By Pete Schroeder
(Reuters) -The Federal Deposit Insurance Corporation's board of directors approved a proposal Monday to roll back a Biden-era policy that ramped up the scrutiny of large bank mergers, the agency said in a statement on Monday.
The proposal will temporarily reinstate the merger policy that was in effect prior to 2024 as the FDIC conducts a broader reevaluation of its bank merger review process, the agency said.
The move by the Republican-led FDIC reverses efforts by prior Democratic leadership to apply stricter scrutiny to potential bank mergers, particularly when it comes to larger firms.

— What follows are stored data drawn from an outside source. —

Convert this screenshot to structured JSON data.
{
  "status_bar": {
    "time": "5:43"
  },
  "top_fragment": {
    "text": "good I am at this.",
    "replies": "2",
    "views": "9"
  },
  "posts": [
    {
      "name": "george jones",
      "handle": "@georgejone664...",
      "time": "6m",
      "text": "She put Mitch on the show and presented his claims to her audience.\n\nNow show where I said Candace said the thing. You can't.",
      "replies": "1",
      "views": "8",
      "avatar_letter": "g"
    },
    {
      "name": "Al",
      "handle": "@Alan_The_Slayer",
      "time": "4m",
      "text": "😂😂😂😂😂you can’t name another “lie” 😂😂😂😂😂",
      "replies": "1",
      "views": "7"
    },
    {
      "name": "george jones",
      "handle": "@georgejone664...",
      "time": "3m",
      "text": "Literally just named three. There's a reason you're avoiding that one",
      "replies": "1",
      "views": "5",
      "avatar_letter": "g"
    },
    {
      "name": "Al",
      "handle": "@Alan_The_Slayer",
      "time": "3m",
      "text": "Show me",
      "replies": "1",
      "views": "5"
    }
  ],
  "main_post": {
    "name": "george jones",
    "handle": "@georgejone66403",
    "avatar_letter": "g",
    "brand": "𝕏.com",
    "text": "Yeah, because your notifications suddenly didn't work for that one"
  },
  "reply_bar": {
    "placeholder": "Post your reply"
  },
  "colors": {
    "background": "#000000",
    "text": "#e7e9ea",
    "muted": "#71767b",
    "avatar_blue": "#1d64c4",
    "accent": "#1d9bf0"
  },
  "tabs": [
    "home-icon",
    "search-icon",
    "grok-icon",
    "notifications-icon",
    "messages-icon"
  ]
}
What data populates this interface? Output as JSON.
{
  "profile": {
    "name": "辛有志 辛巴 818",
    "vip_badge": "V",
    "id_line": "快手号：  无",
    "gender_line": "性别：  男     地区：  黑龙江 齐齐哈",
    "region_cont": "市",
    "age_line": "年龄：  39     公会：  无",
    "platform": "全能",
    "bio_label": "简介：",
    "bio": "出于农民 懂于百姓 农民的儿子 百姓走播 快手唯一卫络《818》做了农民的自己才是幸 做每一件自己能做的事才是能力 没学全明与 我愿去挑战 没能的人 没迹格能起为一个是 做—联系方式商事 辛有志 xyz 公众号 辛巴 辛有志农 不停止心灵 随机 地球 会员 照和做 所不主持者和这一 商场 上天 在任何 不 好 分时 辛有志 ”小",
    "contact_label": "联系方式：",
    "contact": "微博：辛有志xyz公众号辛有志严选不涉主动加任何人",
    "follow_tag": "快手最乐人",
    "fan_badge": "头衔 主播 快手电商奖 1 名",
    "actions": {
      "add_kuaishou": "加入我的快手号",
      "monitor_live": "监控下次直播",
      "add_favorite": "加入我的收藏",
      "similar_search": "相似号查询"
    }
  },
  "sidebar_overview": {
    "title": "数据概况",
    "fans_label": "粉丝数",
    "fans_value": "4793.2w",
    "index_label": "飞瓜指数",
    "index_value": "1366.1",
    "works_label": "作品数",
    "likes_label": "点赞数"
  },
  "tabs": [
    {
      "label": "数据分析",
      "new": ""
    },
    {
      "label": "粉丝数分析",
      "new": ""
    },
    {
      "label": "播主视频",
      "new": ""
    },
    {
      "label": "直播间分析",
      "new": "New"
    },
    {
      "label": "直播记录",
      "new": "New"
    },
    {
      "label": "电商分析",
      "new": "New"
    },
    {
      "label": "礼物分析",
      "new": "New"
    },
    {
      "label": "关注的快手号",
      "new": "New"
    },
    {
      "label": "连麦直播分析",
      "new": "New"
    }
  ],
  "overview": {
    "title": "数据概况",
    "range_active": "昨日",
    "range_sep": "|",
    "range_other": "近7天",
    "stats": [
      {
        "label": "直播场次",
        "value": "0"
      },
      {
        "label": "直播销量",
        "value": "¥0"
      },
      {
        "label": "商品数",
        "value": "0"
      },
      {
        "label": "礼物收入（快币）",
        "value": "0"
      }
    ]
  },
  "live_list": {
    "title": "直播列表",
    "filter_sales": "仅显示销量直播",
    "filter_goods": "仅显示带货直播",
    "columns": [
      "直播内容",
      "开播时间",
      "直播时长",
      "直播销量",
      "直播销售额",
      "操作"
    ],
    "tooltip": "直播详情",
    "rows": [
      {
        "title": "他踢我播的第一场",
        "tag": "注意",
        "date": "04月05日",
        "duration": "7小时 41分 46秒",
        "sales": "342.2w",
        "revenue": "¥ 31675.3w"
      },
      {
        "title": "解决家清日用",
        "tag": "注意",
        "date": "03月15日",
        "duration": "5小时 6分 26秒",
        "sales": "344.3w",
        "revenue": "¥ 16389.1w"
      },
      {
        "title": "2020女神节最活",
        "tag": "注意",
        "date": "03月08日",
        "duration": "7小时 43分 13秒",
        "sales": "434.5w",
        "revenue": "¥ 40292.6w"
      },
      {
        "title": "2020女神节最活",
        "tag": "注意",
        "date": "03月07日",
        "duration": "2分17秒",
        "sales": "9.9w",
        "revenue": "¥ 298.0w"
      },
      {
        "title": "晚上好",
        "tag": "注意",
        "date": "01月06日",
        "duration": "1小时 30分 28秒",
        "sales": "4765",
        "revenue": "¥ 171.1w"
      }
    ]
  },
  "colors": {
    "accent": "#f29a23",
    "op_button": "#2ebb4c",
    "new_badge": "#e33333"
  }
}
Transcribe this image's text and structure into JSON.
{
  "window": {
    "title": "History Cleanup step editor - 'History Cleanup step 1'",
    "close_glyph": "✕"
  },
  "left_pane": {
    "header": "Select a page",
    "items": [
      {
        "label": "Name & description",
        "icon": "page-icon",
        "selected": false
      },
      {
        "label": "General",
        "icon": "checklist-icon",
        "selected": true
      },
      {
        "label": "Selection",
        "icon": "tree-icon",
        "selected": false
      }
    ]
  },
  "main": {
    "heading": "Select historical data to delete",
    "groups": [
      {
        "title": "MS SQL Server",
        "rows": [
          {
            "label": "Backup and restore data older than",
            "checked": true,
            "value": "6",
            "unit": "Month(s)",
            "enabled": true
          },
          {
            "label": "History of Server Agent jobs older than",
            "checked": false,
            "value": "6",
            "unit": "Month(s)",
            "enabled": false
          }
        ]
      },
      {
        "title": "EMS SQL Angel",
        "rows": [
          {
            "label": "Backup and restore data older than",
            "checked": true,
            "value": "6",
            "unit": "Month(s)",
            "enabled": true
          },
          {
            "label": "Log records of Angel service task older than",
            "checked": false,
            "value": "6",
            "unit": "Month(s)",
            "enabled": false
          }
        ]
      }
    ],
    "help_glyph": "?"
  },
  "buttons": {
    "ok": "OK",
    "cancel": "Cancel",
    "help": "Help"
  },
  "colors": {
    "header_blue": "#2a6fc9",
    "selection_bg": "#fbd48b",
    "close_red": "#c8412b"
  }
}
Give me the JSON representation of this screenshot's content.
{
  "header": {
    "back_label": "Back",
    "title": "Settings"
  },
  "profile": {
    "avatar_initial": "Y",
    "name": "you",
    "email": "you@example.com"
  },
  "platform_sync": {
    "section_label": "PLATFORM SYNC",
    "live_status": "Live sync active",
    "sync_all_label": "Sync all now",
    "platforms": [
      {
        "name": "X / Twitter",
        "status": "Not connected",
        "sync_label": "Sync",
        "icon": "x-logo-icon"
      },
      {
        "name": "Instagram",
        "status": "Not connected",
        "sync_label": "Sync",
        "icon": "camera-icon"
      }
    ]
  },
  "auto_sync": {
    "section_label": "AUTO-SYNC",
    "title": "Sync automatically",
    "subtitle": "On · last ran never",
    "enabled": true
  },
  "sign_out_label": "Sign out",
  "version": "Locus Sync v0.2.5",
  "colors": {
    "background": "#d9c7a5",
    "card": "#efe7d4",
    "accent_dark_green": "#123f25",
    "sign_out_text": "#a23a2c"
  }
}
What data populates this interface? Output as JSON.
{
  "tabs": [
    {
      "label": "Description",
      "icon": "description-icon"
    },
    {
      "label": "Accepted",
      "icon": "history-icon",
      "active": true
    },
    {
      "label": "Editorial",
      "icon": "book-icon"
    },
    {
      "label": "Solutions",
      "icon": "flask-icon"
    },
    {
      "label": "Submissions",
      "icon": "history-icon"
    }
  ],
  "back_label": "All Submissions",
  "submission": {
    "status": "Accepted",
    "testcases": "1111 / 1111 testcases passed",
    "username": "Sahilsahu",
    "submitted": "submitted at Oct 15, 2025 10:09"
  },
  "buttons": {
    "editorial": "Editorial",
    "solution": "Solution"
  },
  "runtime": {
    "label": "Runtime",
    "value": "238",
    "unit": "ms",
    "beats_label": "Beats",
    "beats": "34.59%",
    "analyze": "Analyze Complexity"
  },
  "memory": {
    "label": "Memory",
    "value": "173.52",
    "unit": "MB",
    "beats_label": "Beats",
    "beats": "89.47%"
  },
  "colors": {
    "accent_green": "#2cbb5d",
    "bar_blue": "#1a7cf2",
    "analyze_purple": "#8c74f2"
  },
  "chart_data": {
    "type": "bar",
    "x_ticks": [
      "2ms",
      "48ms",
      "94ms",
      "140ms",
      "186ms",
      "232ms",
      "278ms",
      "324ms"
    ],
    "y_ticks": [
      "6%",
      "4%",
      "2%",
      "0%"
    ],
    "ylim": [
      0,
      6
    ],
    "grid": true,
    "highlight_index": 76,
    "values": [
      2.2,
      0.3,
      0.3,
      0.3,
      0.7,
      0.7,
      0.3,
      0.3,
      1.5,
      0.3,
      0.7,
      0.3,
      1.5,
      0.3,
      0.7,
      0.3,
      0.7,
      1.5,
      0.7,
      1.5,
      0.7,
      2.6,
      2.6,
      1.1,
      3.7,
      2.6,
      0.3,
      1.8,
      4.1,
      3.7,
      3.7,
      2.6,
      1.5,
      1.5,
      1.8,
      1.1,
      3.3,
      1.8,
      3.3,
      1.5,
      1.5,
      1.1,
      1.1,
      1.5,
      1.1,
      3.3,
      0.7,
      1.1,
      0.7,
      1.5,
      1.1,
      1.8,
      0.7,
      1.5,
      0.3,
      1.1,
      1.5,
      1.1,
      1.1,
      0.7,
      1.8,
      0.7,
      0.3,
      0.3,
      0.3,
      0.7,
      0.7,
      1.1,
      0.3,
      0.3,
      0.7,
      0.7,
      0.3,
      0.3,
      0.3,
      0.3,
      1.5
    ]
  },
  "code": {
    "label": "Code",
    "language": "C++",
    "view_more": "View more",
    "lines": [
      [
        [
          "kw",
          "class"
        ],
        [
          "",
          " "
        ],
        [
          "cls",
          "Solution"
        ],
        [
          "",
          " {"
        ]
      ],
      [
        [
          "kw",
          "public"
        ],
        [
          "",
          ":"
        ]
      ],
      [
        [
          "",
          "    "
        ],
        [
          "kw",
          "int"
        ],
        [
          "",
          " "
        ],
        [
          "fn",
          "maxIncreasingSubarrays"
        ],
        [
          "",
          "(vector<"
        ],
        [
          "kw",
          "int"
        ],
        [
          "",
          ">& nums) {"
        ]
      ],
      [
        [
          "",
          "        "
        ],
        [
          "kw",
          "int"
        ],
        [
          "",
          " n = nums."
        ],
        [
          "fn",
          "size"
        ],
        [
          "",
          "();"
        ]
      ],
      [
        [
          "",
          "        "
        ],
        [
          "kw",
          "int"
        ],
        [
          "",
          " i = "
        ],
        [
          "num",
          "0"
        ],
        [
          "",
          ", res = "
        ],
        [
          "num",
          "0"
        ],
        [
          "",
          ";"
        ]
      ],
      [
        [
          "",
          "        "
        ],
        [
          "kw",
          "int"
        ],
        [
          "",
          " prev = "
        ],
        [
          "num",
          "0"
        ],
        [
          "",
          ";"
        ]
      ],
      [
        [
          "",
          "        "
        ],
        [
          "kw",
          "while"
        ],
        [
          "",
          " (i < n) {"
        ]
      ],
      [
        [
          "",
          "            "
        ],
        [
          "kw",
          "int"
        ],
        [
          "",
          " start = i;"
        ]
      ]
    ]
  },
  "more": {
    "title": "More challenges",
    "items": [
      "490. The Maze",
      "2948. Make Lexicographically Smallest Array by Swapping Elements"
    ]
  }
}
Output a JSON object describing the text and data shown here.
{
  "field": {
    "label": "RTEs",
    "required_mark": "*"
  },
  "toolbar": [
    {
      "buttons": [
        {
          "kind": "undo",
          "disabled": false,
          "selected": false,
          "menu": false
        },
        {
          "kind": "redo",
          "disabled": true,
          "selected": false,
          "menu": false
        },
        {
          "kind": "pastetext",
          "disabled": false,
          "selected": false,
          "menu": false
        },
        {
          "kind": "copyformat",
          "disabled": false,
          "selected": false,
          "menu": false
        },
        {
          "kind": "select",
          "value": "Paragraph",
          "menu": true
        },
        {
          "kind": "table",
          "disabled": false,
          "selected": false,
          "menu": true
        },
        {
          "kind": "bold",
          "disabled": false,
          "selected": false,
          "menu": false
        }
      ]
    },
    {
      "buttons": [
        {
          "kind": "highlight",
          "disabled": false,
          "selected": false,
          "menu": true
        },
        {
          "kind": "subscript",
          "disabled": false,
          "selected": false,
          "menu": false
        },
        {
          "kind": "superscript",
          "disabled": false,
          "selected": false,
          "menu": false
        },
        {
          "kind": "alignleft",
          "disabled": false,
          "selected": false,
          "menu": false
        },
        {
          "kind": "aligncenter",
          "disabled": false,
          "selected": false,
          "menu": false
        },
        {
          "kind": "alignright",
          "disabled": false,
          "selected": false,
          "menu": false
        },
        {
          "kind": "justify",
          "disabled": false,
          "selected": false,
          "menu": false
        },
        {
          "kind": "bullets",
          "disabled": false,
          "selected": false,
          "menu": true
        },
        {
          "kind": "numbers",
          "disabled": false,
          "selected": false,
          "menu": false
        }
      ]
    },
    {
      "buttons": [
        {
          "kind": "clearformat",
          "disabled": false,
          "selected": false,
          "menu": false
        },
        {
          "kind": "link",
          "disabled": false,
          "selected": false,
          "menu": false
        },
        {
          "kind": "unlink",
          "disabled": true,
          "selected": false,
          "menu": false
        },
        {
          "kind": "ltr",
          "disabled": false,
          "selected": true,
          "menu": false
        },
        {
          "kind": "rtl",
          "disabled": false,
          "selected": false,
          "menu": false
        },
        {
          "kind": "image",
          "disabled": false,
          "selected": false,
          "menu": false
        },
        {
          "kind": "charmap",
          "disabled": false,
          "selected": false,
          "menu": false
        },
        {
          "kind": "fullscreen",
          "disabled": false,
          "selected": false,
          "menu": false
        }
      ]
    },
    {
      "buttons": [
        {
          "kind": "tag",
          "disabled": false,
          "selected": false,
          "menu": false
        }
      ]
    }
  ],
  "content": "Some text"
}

The prior policy, adopted in 2024, would have subjected larger banks pursuing mergers to much stricter oversight. For example, the prior policy indicated that any bank merger that led to a firm with over $50 billion in assets should be subject to public hearings and feedback, and mergers resulting in a bank with over $100 billion in assets should be subjected to heightened analysis for financial stability risks.
The tougher policy came amid a broader push to apply more scrutiny to industrial mergers throughout the Biden administration, which is expected to retreat under the more business-friendly Trump administration.
Banks had complained for years that the process for obtaining regulatory approvals for mergers is complex, lengthy and opaque. The Bank Policy Institute, which represents larger firms, was critical of the prior FDIC policy, arguing it exacerbated regulatory uncertainty for banks and overstepped bounds set by Congress.